Yesterday was the second day of the wrap the presents marathon. I dosed myself with Aleve and by the late afternoon I was ready to go. All of the presents were wrapped by nine then I started clearing and picking up each room. The den is back to its usual clutter. I can start breathing normally again, no more hyperventilation. A few bags and a bunch of boxes were loaded into the car for a future dump run. The dining room is now back to normal. The living room is the only room discombobulated, and it will stay that way for a while. The couch and the chair are filled with bags filled with wrapped gifts, all headed to Colorado. Each bag is labeled with a name. I have to close those bags and staple their tops so I can pack them in boxes I don’t have yet. The post office is on my list today. I also want to finish my cards. It seems my to-do list, despite everything I do, never gets any smaller. I want to start decorating the tree by first putting on lights then moving the tree to its usual spot, in the corner by the hearth, before I add strands of tinsel and ornaments. My house too needs to be decorated. I’m talking all of downstairs, four rooms and a bathroom. Yup, even the bathroom gets a holiday makeover. You need something to look at.

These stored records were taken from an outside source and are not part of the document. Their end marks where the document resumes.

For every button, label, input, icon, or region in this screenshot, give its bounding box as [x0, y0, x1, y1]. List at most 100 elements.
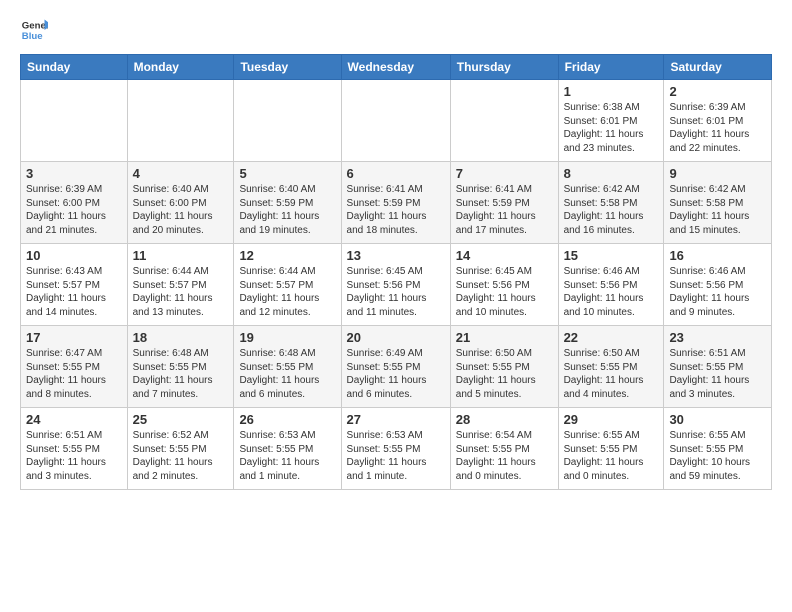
day-number: 12	[239, 248, 335, 263]
day-info: Sunrise: 6:55 AMSunset: 5:55 PMDaylight:…	[669, 429, 766, 483]
day-info: Sunrise: 6:54 AMSunset: 5:55 PMDaylight:…	[456, 429, 553, 483]
day-info: Sunrise: 6:46 AMSunset: 5:56 PMDaylight:…	[564, 265, 659, 319]
logo-icon: General Blue	[20, 16, 48, 44]
day-number: 7	[456, 166, 553, 181]
day-number: 6	[347, 166, 445, 181]
calendar-cell: 27 Sunrise: 6:53 AMSunset: 5:55 PMDayligh…	[341, 408, 450, 490]
calendar-cell: 22 Sunrise: 6:50 AMSunset: 5:55 PMDayligh…	[558, 326, 664, 408]
logo: General Blue	[20, 16, 52, 44]
calendar-cell: 13 Sunrise: 6:45 AMSunset: 5:56 PMDayligh…	[341, 244, 450, 326]
day-number: 2	[669, 84, 766, 99]
header: General Blue	[20, 16, 772, 44]
day-info: Sunrise: 6:48 AMSunset: 5:55 PMDaylight:…	[133, 347, 229, 401]
calendar-cell	[21, 80, 128, 162]
day-info: Sunrise: 6:41 AMSunset: 5:59 PMDaylight:…	[456, 183, 553, 237]
day-info: Sunrise: 6:41 AMSunset: 5:59 PMDaylight:…	[347, 183, 445, 237]
calendar-cell: 21 Sunrise: 6:50 AMSunset: 5:55 PMDayligh…	[450, 326, 558, 408]
svg-text:General: General	[22, 20, 48, 31]
calendar-cell: 18 Sunrise: 6:48 AMSunset: 5:55 PMDayligh…	[127, 326, 234, 408]
day-info: Sunrise: 6:50 AMSunset: 5:55 PMDaylight:…	[564, 347, 659, 401]
calendar-cell: 23 Sunrise: 6:51 AMSunset: 5:55 PMDayligh…	[664, 326, 772, 408]
calendar-body: 1Sunrise: 6:38 AMSunset: 6:01 PMDaylight…	[21, 80, 772, 490]
day-header: Thursday	[450, 55, 558, 80]
day-number: 4	[133, 166, 229, 181]
day-info: Sunrise: 6:51 AMSunset: 5:55 PMDaylight:…	[26, 429, 122, 483]
calendar-cell: 16 Sunrise: 6:46 AMSunset: 5:56 PMDayligh…	[664, 244, 772, 326]
day-number: 22	[564, 330, 659, 345]
day-info: Sunrise: 6:47 AMSunset: 5:55 PMDaylight:…	[26, 347, 122, 401]
calendar-week: 10 Sunrise: 6:43 AMSunset: 5:57 PMDayligh…	[21, 244, 772, 326]
day-info: Sunrise: 6:45 AMSunset: 5:56 PMDaylight:…	[347, 265, 445, 319]
calendar-cell: 10 Sunrise: 6:43 AMSunset: 5:57 PMDayligh…	[21, 244, 128, 326]
calendar-cell: 17 Sunrise: 6:47 AMSunset: 5:55 PMDayligh…	[21, 326, 128, 408]
calendar-cell: 6 Sunrise: 6:41 AMSunset: 5:59 PMDaylight…	[341, 162, 450, 244]
day-number: 29	[564, 412, 659, 427]
day-info: Sunrise: 6:39 AMSunset: 6:01 PMDaylight:…	[669, 101, 766, 155]
day-header: Saturday	[664, 55, 772, 80]
day-number: 21	[456, 330, 553, 345]
day-info: Sunrise: 6:42 AMSunset: 5:58 PMDaylight:…	[669, 183, 766, 237]
day-number: 10	[26, 248, 122, 263]
day-info: Sunrise: 6:49 AMSunset: 5:55 PMDaylight:…	[347, 347, 445, 401]
day-number: 19	[239, 330, 335, 345]
day-number: 24	[26, 412, 122, 427]
day-number: 5	[239, 166, 335, 181]
calendar-cell: 26 Sunrise: 6:53 AMSunset: 5:55 PMDayligh…	[234, 408, 341, 490]
day-info: Sunrise: 6:39 AMSunset: 6:00 PMDaylight:…	[26, 183, 122, 237]
calendar-cell: 25 Sunrise: 6:52 AMSunset: 5:55 PMDayligh…	[127, 408, 234, 490]
day-info: Sunrise: 6:50 AMSunset: 5:55 PMDaylight:…	[456, 347, 553, 401]
day-info: Sunrise: 6:40 AMSunset: 6:00 PMDaylight:…	[133, 183, 229, 237]
calendar-cell: 9 Sunrise: 6:42 AMSunset: 5:58 PMDaylight…	[664, 162, 772, 244]
day-number: 15	[564, 248, 659, 263]
calendar-cell: 19 Sunrise: 6:48 AMSunset: 5:55 PMDayligh…	[234, 326, 341, 408]
day-number: 3	[26, 166, 122, 181]
day-number: 13	[347, 248, 445, 263]
day-info: Sunrise: 6:48 AMSunset: 5:55 PMDaylight:…	[239, 347, 335, 401]
calendar-week: 3 Sunrise: 6:39 AMSunset: 6:00 PMDaylight…	[21, 162, 772, 244]
calendar-cell: 24 Sunrise: 6:51 AMSunset: 5:55 PMDayligh…	[21, 408, 128, 490]
calendar-week: 17 Sunrise: 6:47 AMSunset: 5:55 PMDayligh…	[21, 326, 772, 408]
day-info: Sunrise: 6:45 AMSunset: 5:56 PMDaylight:…	[456, 265, 553, 319]
day-info: Sunrise: 6:55 AMSunset: 5:55 PMDaylight:…	[564, 429, 659, 483]
day-number: 16	[669, 248, 766, 263]
calendar-cell: 15 Sunrise: 6:46 AMSunset: 5:56 PMDayligh…	[558, 244, 664, 326]
day-info: Sunrise: 6:53 AMSunset: 5:55 PMDaylight:…	[347, 429, 445, 483]
day-info: Sunrise: 6:43 AMSunset: 5:57 PMDaylight:…	[26, 265, 122, 319]
day-info: Sunrise: 6:52 AMSunset: 5:55 PMDaylight:…	[133, 429, 229, 483]
day-number: 11	[133, 248, 229, 263]
day-number: 27	[347, 412, 445, 427]
calendar-week: 1Sunrise: 6:38 AMSunset: 6:01 PMDaylight…	[21, 80, 772, 162]
day-info: Sunrise: 6:46 AMSunset: 5:56 PMDaylight:…	[669, 265, 766, 319]
calendar-cell: 1Sunrise: 6:38 AMSunset: 6:01 PMDaylight…	[558, 80, 664, 162]
calendar-cell: 14Sunrise: 6:45 AMSunset: 5:56 PMDayligh…	[450, 244, 558, 326]
day-number: 26	[239, 412, 335, 427]
day-number: 25	[133, 412, 229, 427]
day-header: Monday	[127, 55, 234, 80]
day-number: 1	[564, 84, 659, 99]
day-number: 30	[669, 412, 766, 427]
calendar-cell	[127, 80, 234, 162]
calendar-cell: 28 Sunrise: 6:54 AMSunset: 5:55 PMDayligh…	[450, 408, 558, 490]
calendar-cell: 30 Sunrise: 6:55 AMSunset: 5:55 PMDayligh…	[664, 408, 772, 490]
calendar-cell: 12Sunrise: 6:44 AMSunset: 5:57 PMDayligh…	[234, 244, 341, 326]
calendar-cell	[341, 80, 450, 162]
svg-text:Blue: Blue	[22, 31, 43, 42]
header-row: SundayMondayTuesdayWednesdayThursdayFrid…	[21, 55, 772, 80]
day-info: Sunrise: 6:51 AMSunset: 5:55 PMDaylight:…	[669, 347, 766, 401]
day-number: 18	[133, 330, 229, 345]
day-header: Friday	[558, 55, 664, 80]
day-number: 28	[456, 412, 553, 427]
day-header: Sunday	[21, 55, 128, 80]
calendar-cell: 4 Sunrise: 6:40 AMSunset: 6:00 PMDaylight…	[127, 162, 234, 244]
day-header: Wednesday	[341, 55, 450, 80]
day-number: 17	[26, 330, 122, 345]
day-info: Sunrise: 6:44 AMSunset: 5:57 PMDaylight:…	[133, 265, 229, 319]
calendar-cell: 8Sunrise: 6:42 AMSunset: 5:58 PMDaylight…	[558, 162, 664, 244]
calendar: SundayMondayTuesdayWednesdayThursdayFrid…	[20, 54, 772, 490]
day-number: 23	[669, 330, 766, 345]
calendar-cell: 29 Sunrise: 6:55 AMSunset: 5:55 PMDayligh…	[558, 408, 664, 490]
calendar-cell: 7 Sunrise: 6:41 AMSunset: 5:59 PMDaylight…	[450, 162, 558, 244]
day-number: 9	[669, 166, 766, 181]
day-info: Sunrise: 6:53 AMSunset: 5:55 PMDaylight:…	[239, 429, 335, 483]
calendar-header: SundayMondayTuesdayWednesdayThursdayFrid…	[21, 55, 772, 80]
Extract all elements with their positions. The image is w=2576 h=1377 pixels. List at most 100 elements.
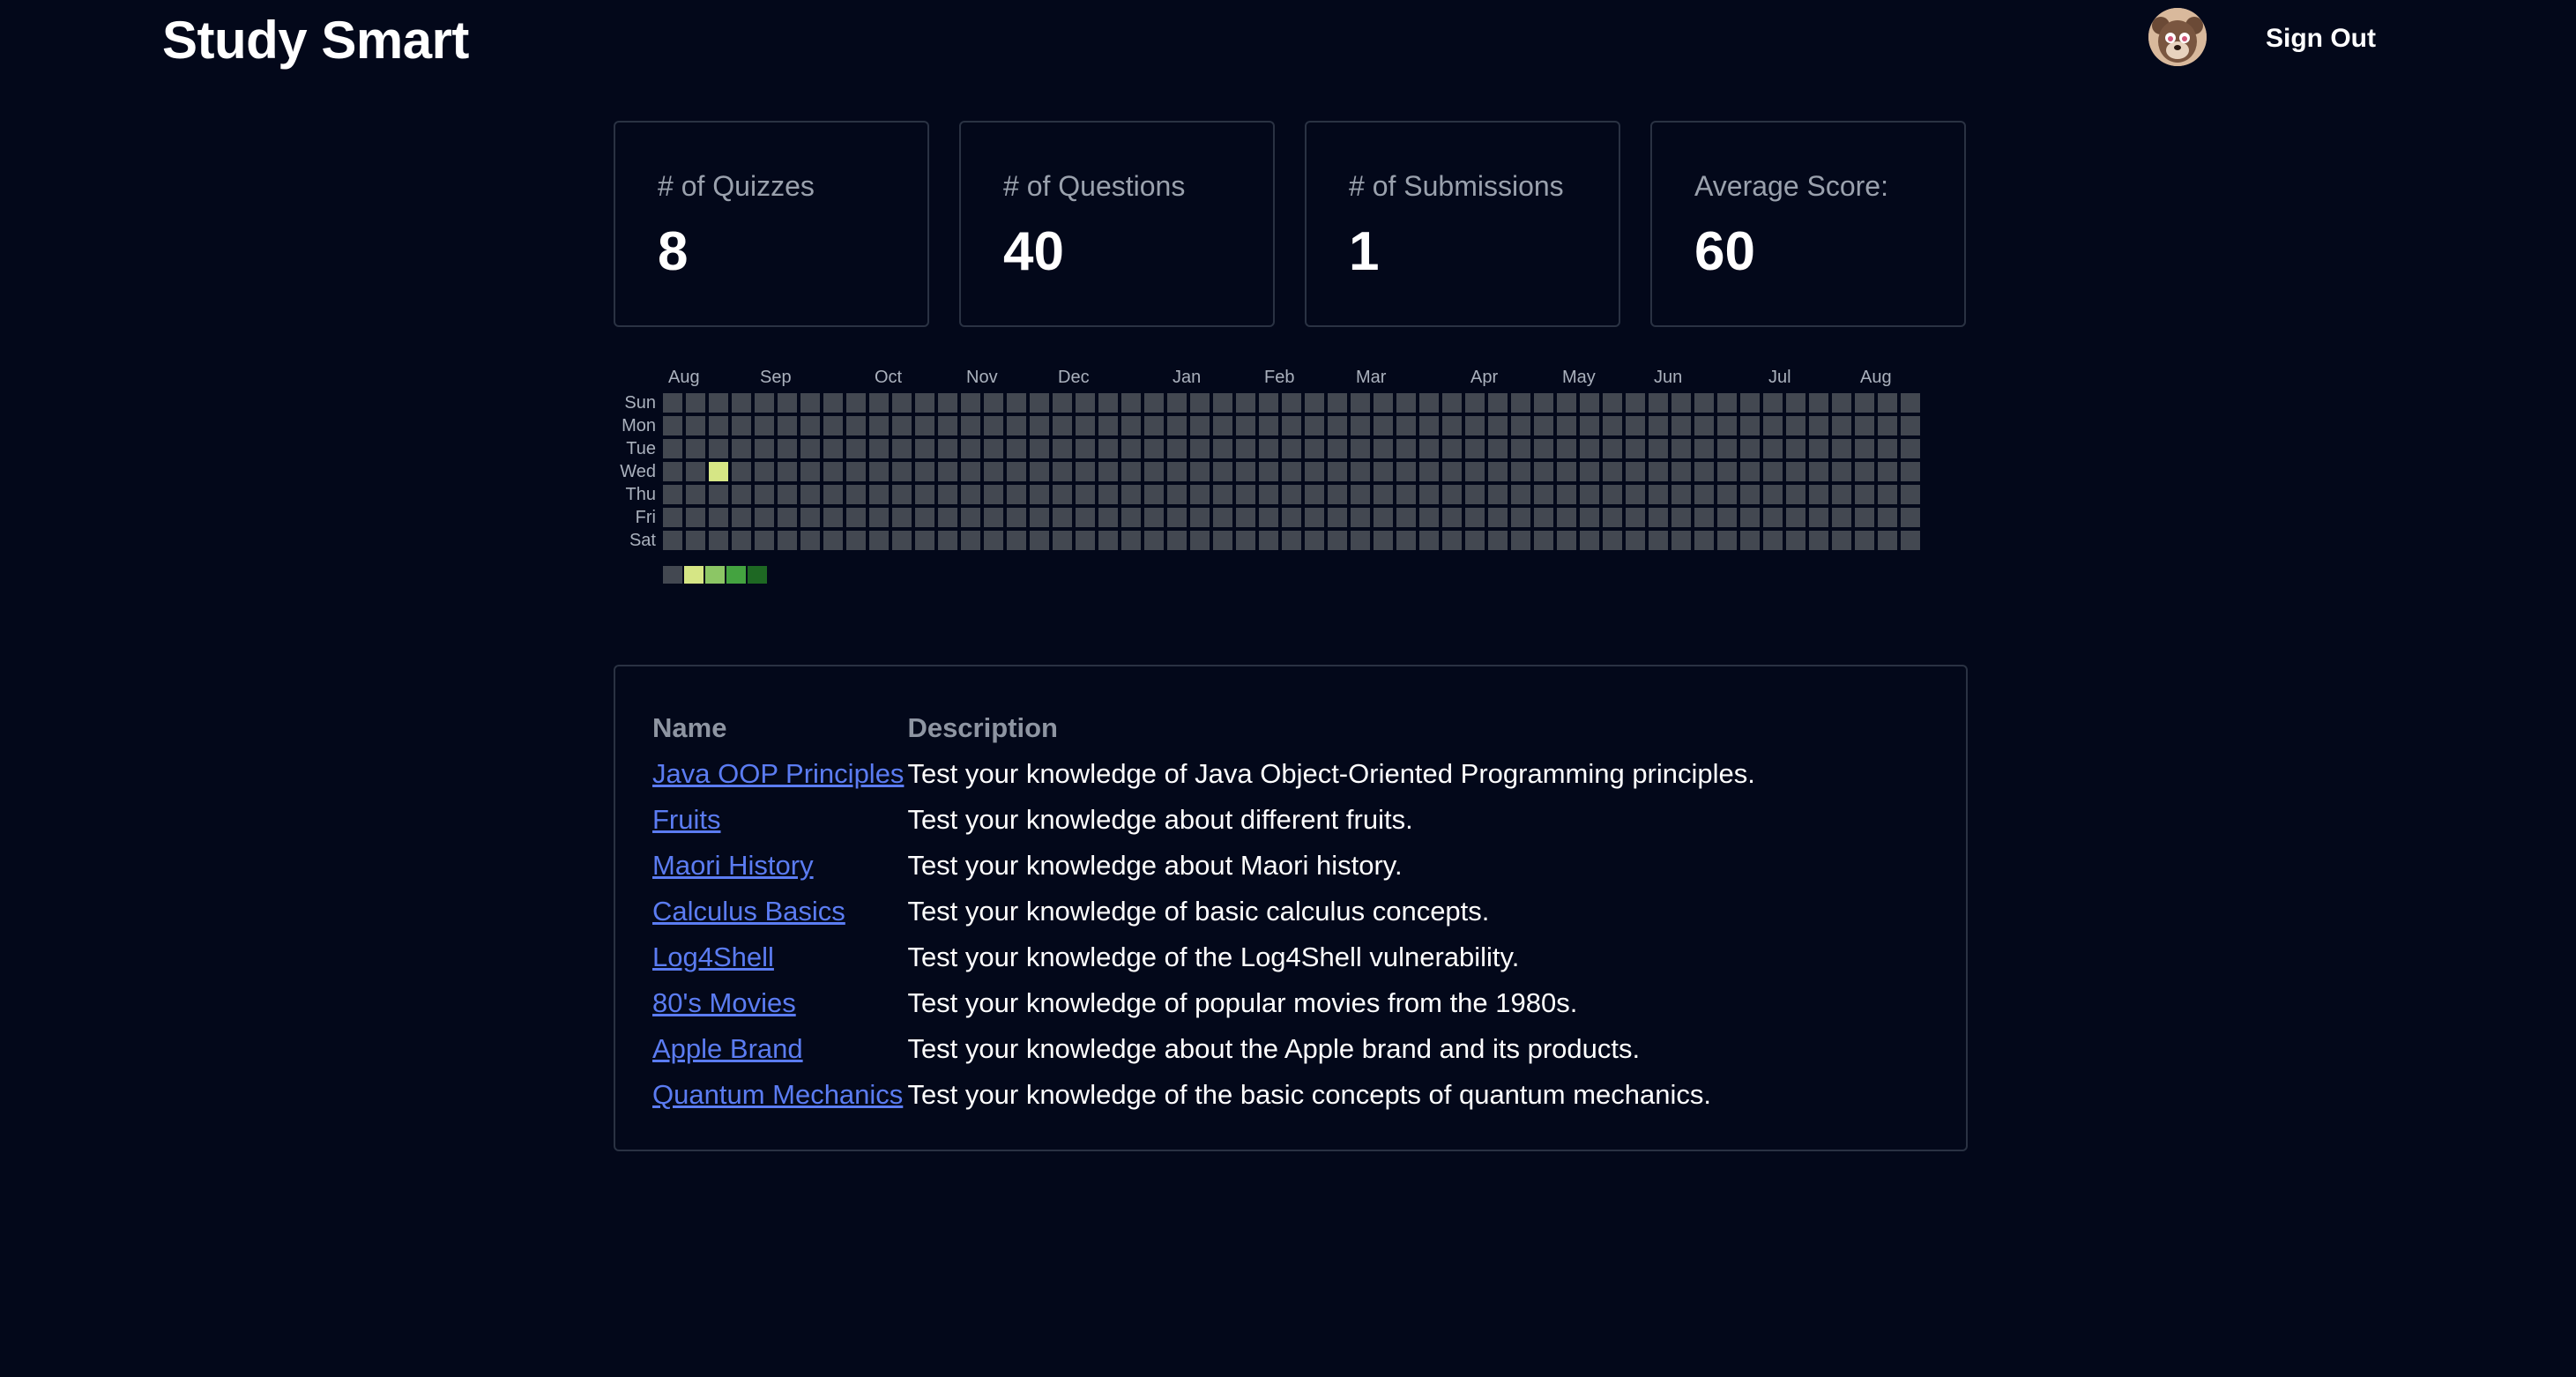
- heatmap-cell[interactable]: [1763, 485, 1783, 504]
- heatmap-cell[interactable]: [686, 462, 705, 481]
- heatmap-cell[interactable]: [1259, 416, 1278, 435]
- heatmap-cell[interactable]: [1282, 416, 1301, 435]
- heatmap-cell[interactable]: [1832, 416, 1851, 435]
- heatmap-cell[interactable]: [1740, 485, 1760, 504]
- heatmap-cell[interactable]: [1121, 462, 1141, 481]
- heatmap-cell[interactable]: [1488, 439, 1508, 458]
- heatmap-cell[interactable]: [1557, 531, 1576, 550]
- heatmap-cell[interactable]: [1763, 416, 1783, 435]
- heatmap-cell[interactable]: [938, 439, 957, 458]
- quiz-link[interactable]: Log4Shell: [652, 942, 774, 972]
- heatmap-cell[interactable]: [1855, 531, 1874, 550]
- heatmap-cell[interactable]: [1534, 485, 1553, 504]
- heatmap-cell[interactable]: [1167, 393, 1187, 413]
- heatmap-cell[interactable]: [938, 531, 957, 550]
- heatmap-cell[interactable]: [1855, 393, 1874, 413]
- heatmap-cell[interactable]: [823, 508, 843, 527]
- heatmap-cell[interactable]: [1580, 508, 1599, 527]
- heatmap-cell[interactable]: [1259, 393, 1278, 413]
- heatmap-cell[interactable]: [1305, 531, 1324, 550]
- heatmap-cell[interactable]: [1328, 462, 1347, 481]
- heatmap-cell[interactable]: [1626, 531, 1645, 550]
- heatmap-cell[interactable]: [1374, 416, 1393, 435]
- heatmap-cell[interactable]: [1832, 439, 1851, 458]
- heatmap-cell[interactable]: [1190, 439, 1210, 458]
- heatmap-cell[interactable]: [1351, 393, 1370, 413]
- heatmap-cell[interactable]: [1488, 462, 1508, 481]
- heatmap-cell[interactable]: [1488, 416, 1508, 435]
- heatmap-cell[interactable]: [1534, 531, 1553, 550]
- heatmap-cell[interactable]: [1878, 462, 1897, 481]
- heatmap-cell[interactable]: [1671, 485, 1691, 504]
- heatmap-cell[interactable]: [732, 485, 751, 504]
- heatmap-cell[interactable]: [732, 531, 751, 550]
- heatmap-cell[interactable]: [1626, 416, 1645, 435]
- heatmap-cell[interactable]: [800, 393, 820, 413]
- heatmap-cell[interactable]: [1007, 508, 1026, 527]
- heatmap-cell[interactable]: [709, 393, 728, 413]
- heatmap-cell[interactable]: [1442, 485, 1462, 504]
- heatmap-cell[interactable]: [1511, 508, 1530, 527]
- heatmap-cell[interactable]: [1098, 393, 1118, 413]
- heatmap-cell[interactable]: [1419, 416, 1439, 435]
- heatmap-cell[interactable]: [1328, 531, 1347, 550]
- heatmap-cell[interactable]: [1488, 508, 1508, 527]
- heatmap-cell[interactable]: [1213, 485, 1232, 504]
- heatmap-cell[interactable]: [1098, 416, 1118, 435]
- heatmap-cell[interactable]: [1282, 508, 1301, 527]
- heatmap-cell[interactable]: [1053, 462, 1072, 481]
- heatmap-cell[interactable]: [1626, 393, 1645, 413]
- heatmap-cell[interactable]: [663, 462, 682, 481]
- heatmap-cell[interactable]: [961, 485, 980, 504]
- heatmap-cell[interactable]: [846, 508, 866, 527]
- heatmap-cell[interactable]: [1190, 485, 1210, 504]
- heatmap-cell[interactable]: [1236, 485, 1255, 504]
- heatmap-cell[interactable]: [1098, 439, 1118, 458]
- heatmap-cell[interactable]: [1351, 531, 1370, 550]
- heatmap-cell[interactable]: [1213, 393, 1232, 413]
- heatmap-cell[interactable]: [1351, 439, 1370, 458]
- heatmap-cell[interactable]: [1855, 439, 1874, 458]
- heatmap-cell[interactable]: [1878, 416, 1897, 435]
- heatmap-cell[interactable]: [1511, 439, 1530, 458]
- heatmap-cell[interactable]: [846, 439, 866, 458]
- heatmap-cell[interactable]: [1259, 508, 1278, 527]
- heatmap-cell[interactable]: [1305, 416, 1324, 435]
- heatmap-cell[interactable]: [1809, 485, 1828, 504]
- heatmap-cell[interactable]: [1213, 508, 1232, 527]
- heatmap-cell[interactable]: [1190, 393, 1210, 413]
- heatmap-cell[interactable]: [1809, 439, 1828, 458]
- heatmap-cell[interactable]: [938, 508, 957, 527]
- heatmap-cell[interactable]: [800, 439, 820, 458]
- heatmap-cell[interactable]: [1236, 462, 1255, 481]
- heatmap-cell[interactable]: [1580, 416, 1599, 435]
- heatmap-cell[interactable]: [1649, 462, 1668, 481]
- heatmap-cell[interactable]: [1053, 416, 1072, 435]
- heatmap-cell[interactable]: [1030, 508, 1049, 527]
- heatmap-cell[interactable]: [1167, 508, 1187, 527]
- heatmap-cell[interactable]: [1809, 508, 1828, 527]
- heatmap-cell[interactable]: [1259, 462, 1278, 481]
- heatmap-cell[interactable]: [1694, 416, 1714, 435]
- heatmap-cell[interactable]: [961, 508, 980, 527]
- heatmap-cell[interactable]: [755, 393, 774, 413]
- heatmap-cell[interactable]: [1351, 485, 1370, 504]
- heatmap-cell[interactable]: [1763, 439, 1783, 458]
- heatmap-cell[interactable]: [1007, 462, 1026, 481]
- heatmap-cell[interactable]: [778, 416, 797, 435]
- heatmap-cell[interactable]: [1671, 439, 1691, 458]
- heatmap-cell[interactable]: [1740, 462, 1760, 481]
- heatmap-cell[interactable]: [1901, 531, 1920, 550]
- heatmap-cell[interactable]: [1603, 485, 1622, 504]
- heatmap-cell[interactable]: [961, 462, 980, 481]
- heatmap-cell[interactable]: [1328, 393, 1347, 413]
- heatmap-cell[interactable]: [1580, 531, 1599, 550]
- heatmap-cell[interactable]: [1351, 462, 1370, 481]
- heatmap-cell[interactable]: [1717, 416, 1737, 435]
- heatmap-cell[interactable]: [1832, 393, 1851, 413]
- heatmap-cell[interactable]: [915, 462, 934, 481]
- heatmap-cell[interactable]: [1030, 485, 1049, 504]
- heatmap-cell[interactable]: [1167, 531, 1187, 550]
- heatmap-cell[interactable]: [755, 508, 774, 527]
- heatmap-cell[interactable]: [1465, 462, 1485, 481]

The day is chilly and cloudy. Tomorrow will be cold, in the 30’s, and they’ll be a mixture of rain and snow, maybe 1-2 inches.
When I was a kid, I wanted lots of snow for Christmas. I always thought the whole season revolved around snow. Santa had a sleigh with runners, not wheels. It was pulled by reindeer, natives of cold places like the arctic or the tundra. Santa was completely bundled in a heavy coat, mittens and a warm hat. He wore boots. He was dressed for the cold.
I’d look out the window every night and check for snowflakes. I’d listen to the weather on the radio, and I’d hope to wake up to a wild storm of snow slanted sideways from the wind. Most mornings I was disappointed.